In case the samples with primary antibodies are left in RT overnight, you can try to get rid of unspefic bonds in order to continue to work with same samples. We faced with the condition, that accidentally left antibodies overnight in RT instead of 4 degrees. We designed and perfomed following procedur:
-2*15 minutes washing with %3 Triton 10x (or %0.3 Triton 100x) in TBS 1x [Because Triton provides getting rid of unspefic bonds as a detergent.]
-4*20 minutes washing with TBS 1x
After adding secondary antibodies we need to wait 1 hour in RT for incubation. We observed samples at Zeiss ApoTome and results were as clear as samples which we performed with standart protocol before.
I just wanted to second Doğukan Koçyiğit 's answer - we have applied our anti-c-fos antibodies in 50um brain sections overnight at RT. I based that decision in our lab due to reading another protocol applying a pSTAT3 antibody at RT for such an extended time period. At least for c-fos, this RT lengthy incubation definitely improved the staining signal. Also in our case, we don't do any "pre-block"/permeabilization steps beforehand, but we do have 2.5% normal serum, 0.3% triton, and 0.05% azide in PBS as the primary antibody diluent - the azide may be minorly important for preventing microbe growth at RT. I get the impression that what leads to more non-specific binding is the (lacking) quality and specificity of an antibody more than incubation time, or perhaps something about the tissue that prevents binding to the epitope of interest. In any case, after that primary we still do a secondary with HRP and use tyramide signal amplification to 1. mimic old-style DAB staining of c-fos and 2. make it visible at 5x, where everything in a section that thick is still in focus and quicker to capture sequential images on the microscope.
A side note - never combine azide with HRP in the same solution, otherwise HRP becomes non-functional.
We use 30 min for Primary antibody at RT and Dako secondard antibody conjugating system. You should try any of above given incubations according to your needs.
Well, in general. it should be not more than 1 hr each for primary and secondary. More important than the time is the temperature. You should always do the incubation in a normal incubator set at 42 degree Celsius. This temp. is essential for the proper and highly accurate binding of the antibody to the antigen. The antibodies of the immune system works best at 42 degree Celsius, so your antigen-antibody binding will be extremely efficient at 42 degree Celsius. I never liked the incubation at 4 degree Celsius overnight putting the whole IHC inside a freezer. I think this 4 degree Celsius gives rise to a lot of non-specific binding. If the antibody does not show any staining at 42 degree Celsius for 1 hr, then most of the time the antibody is no good for immunocytochemistry and suggests that the epitope is hidden and inaccessible in vivo or covered by other proteins. This has been my observation for the past 20 years! Try to find a good primary antibody that works in paraffin section immunocytochemistry incubating at 42 degree Celsius for 1 hr and then you will see all your problems will disappear.

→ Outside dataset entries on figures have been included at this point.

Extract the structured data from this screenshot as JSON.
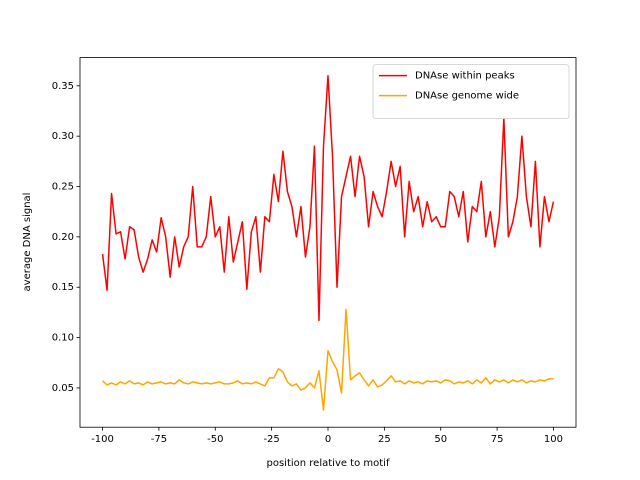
{
  "chart_data": {
    "type": "line",
    "xlabel": "position relative to motif",
    "ylabel": "average DNA signal",
    "x": [
      -100,
      -98,
      -96,
      -94,
      -92,
      -90,
      -88,
      -86,
      -84,
      -82,
      -80,
      -78,
      -76,
      -74,
      -72,
      -70,
      -68,
      -66,
      -64,
      -62,
      -60,
      -58,
      -56,
      -54,
      -52,
      -50,
      -48,
      -46,
      -44,
      -42,
      -40,
      -38,
      -36,
      -34,
      -32,
      -30,
      -28,
      -26,
      -24,
      -22,
      -20,
      -18,
      -16,
      -14,
      -12,
      -10,
      -8,
      -6,
      -4,
      -2,
      0,
      2,
      4,
      6,
      8,
      10,
      12,
      14,
      16,
      18,
      20,
      22,
      24,
      26,
      28,
      30,
      32,
      34,
      36,
      38,
      40,
      42,
      44,
      46,
      48,
      50,
      52,
      54,
      56,
      58,
      60,
      62,
      64,
      66,
      68,
      70,
      72,
      74,
      76,
      78,
      80,
      82,
      84,
      86,
      88,
      90,
      92,
      94,
      96,
      98,
      100
    ],
    "series": [
      {
        "name": "DNAse within peaks",
        "color": "#ff0000",
        "values": [
          0.183,
          0.147,
          0.243,
          0.203,
          0.205,
          0.178,
          0.21,
          0.207,
          0.18,
          0.165,
          0.178,
          0.197,
          0.185,
          0.219,
          0.2,
          0.16,
          0.2,
          0.17,
          0.19,
          0.2,
          0.25,
          0.19,
          0.19,
          0.2,
          0.24,
          0.2,
          0.21,
          0.165,
          0.22,
          0.175,
          0.195,
          0.215,
          0.148,
          0.205,
          0.22,
          0.165,
          0.22,
          0.215,
          0.262,
          0.235,
          0.285,
          0.245,
          0.23,
          0.2,
          0.23,
          0.18,
          0.21,
          0.29,
          0.117,
          0.29,
          0.36,
          0.28,
          0.15,
          0.24,
          0.26,
          0.28,
          0.24,
          0.28,
          0.26,
          0.21,
          0.245,
          0.23,
          0.22,
          0.245,
          0.275,
          0.25,
          0.27,
          0.2,
          0.255,
          0.225,
          0.24,
          0.21,
          0.235,
          0.215,
          0.22,
          0.21,
          0.21,
          0.245,
          0.24,
          0.22,
          0.245,
          0.195,
          0.23,
          0.225,
          0.255,
          0.2,
          0.225,
          0.19,
          0.22,
          0.318,
          0.2,
          0.215,
          0.24,
          0.3,
          0.24,
          0.21,
          0.275,
          0.19,
          0.24,
          0.215,
          0.235
        ]
      },
      {
        "name": "DNAse genome wide",
        "color": "#ffa500",
        "values": [
          0.057,
          0.053,
          0.055,
          0.053,
          0.056,
          0.054,
          0.057,
          0.054,
          0.055,
          0.053,
          0.056,
          0.054,
          0.055,
          0.056,
          0.054,
          0.055,
          0.054,
          0.058,
          0.055,
          0.054,
          0.056,
          0.055,
          0.054,
          0.055,
          0.054,
          0.055,
          0.056,
          0.054,
          0.054,
          0.055,
          0.057,
          0.054,
          0.055,
          0.054,
          0.056,
          0.054,
          0.052,
          0.06,
          0.06,
          0.069,
          0.066,
          0.056,
          0.052,
          0.054,
          0.048,
          0.05,
          0.055,
          0.05,
          0.067,
          0.028,
          0.087,
          0.076,
          0.068,
          0.045,
          0.128,
          0.058,
          0.062,
          0.065,
          0.058,
          0.052,
          0.058,
          0.051,
          0.053,
          0.057,
          0.062,
          0.056,
          0.057,
          0.054,
          0.057,
          0.055,
          0.056,
          0.054,
          0.057,
          0.056,
          0.057,
          0.055,
          0.058,
          0.057,
          0.054,
          0.056,
          0.055,
          0.057,
          0.054,
          0.058,
          0.055,
          0.06,
          0.054,
          0.058,
          0.056,
          0.058,
          0.055,
          0.058,
          0.056,
          0.058,
          0.055,
          0.057,
          0.056,
          0.058,
          0.057,
          0.059,
          0.059
        ]
      }
    ],
    "xlim": [
      -110,
      110
    ],
    "ylim": [
      0.011,
      0.378
    ],
    "xticks": [
      -100,
      -75,
      -50,
      -25,
      0,
      25,
      50,
      75,
      100
    ],
    "yticks": [
      0.05,
      {
        "value": 0.1,
        "label": "0.10"
      },
      0.15,
      {
        "value": 0.2,
        "label": "0.20"
      },
      0.25,
      {
        "value": 0.3,
        "label": "0.30"
      },
      0.35
    ],
    "legend": "upper right"
  }
}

Personally, I never heard about incubation temperatures above 37°C. Typical temperatures are 4°C, room temperature and 37°C.
In general antibody-antigen reaction is an on-off-system. The better the match of antigen and antibody the longer it stays on the "on"-status. At higher temperatures the molecules move faster, giving antibodies a higher chance to meet an antigen. In the cold you need much more time but therefore the reaction might be more specific as antibodies have time to find the optimal partners and don't rush to bind to the next best protein.
For most primary antibodies 0,5-1 hour at room temperature combined with thorough washing to remove non-specific binding should be fine. Commercial secondary antibodies are well optimized and have an easier access to their targets so the time for secondary incubation may be even shorter.